Gubernur DKI Anies Baswedan memaparkan bahwa penyaluran bansos merupakan kegiatan yang bersifat kemanusiaan. Oleh sebab itu, tidak boleh ada persyaratan khusus.
- Bertilia Puteri
- Jumat, 06 Agustus 2021 - 18:39 WIB
WowKeren - Gubernur DKI Jakarta Anies Baswedan melarang petugas dan mejabat untuk mewajibkan vaksinasi COVID-19 sebagai syarat penerima bantuan sosial (bansos). Anies menegaskan bahwa mensyaratkan vaksinasi COVID-19 untuk penerima bansos merupakan pelanggaran.
"Tidak boleh, itu melanggar. Kalau kemudian dianjurkan vaksin, boleh," papar Anies di Jakarta Pusat, Jumat (6/8). "Tapi kalau (bansos) dibagi dengan syarat sudah vaksin, tidak boleh."

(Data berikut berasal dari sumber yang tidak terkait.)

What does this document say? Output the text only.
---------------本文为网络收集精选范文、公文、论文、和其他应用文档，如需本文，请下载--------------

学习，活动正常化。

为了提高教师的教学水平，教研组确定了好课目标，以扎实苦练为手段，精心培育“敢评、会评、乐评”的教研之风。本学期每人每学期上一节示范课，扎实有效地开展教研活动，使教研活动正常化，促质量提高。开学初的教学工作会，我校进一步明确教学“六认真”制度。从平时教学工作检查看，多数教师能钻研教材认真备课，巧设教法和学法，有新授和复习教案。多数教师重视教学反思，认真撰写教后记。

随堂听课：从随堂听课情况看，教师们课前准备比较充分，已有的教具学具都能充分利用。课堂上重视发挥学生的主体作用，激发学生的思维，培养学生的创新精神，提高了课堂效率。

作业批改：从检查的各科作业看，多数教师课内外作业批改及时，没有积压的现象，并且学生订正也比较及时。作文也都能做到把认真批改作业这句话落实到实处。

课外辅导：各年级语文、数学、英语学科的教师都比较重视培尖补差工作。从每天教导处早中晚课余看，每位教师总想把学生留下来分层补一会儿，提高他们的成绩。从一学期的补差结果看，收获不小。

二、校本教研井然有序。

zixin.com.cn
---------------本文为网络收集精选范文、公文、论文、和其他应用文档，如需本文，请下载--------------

Lebih lanjut, Anies memaparkan bahwa penyaluran bansos merupakan kegiatan yang bersifat kemanusiaan. Oleh sebab itu, tidak boleh ada persyaratan khusus. Terlebih, bansos sudah menjadi gak warga yang terdampak Pemberlakuan Pembatasan Kegiatan Masyarakat (PPKM) Level 4.
"Semua kegiatan yang sifatnya kemanusiaan tidak boleh disambungkan dengan persyaratan itu, tidak boleh," tegas mantan Menteri Pendidikan dan Kebudayaan (Mendikbud) tersebut. "Karena bansos untuk menyambung hidup. Tidak boleh apa pun juga."
Sebelumnya, Komisi Perlindungan Anak Indonesia (KPAI) sempat mendapat laporan bahwa pemerintah DKI akan menunda penyaluran bansos tunai jika anak belum divaksin COVID-19. Komisioner KPAI Retno Listyarti mengungkapkan bahwa laporan tersebut datang dari salah satu orangtua di Jakarta Barat yang tak mau anaknya divaksin COVID-19.
"Ada tanda petik peringatan yang mengatakan bahwa kalau tidak mau divaksin keluarganya, termasuk anaknya, maka bansos tunai yang diterima akan ditunda, bukan dihilangkan," ujar Retno pada Kamis (5/8).
Pihak pelapor awalnya sempat mendengar isu bahwa pencairan bantuan pemerintah DKI akan ditunda untuk warga yang belum divaksin, termasuk bantuan untuk anak-anak. Setelah dikonformasi oleh pihak pelapor, petugas RT setempat pun membenarkannya.
"Kalau RT nya bilang bantuan yang PKH kali ya maksudnya dari Dinsos itu akan ditunda. Itu memang ada laporan di KPAI. Satu laporan berasal dari wilayah Jakarta Barat," kata Retno.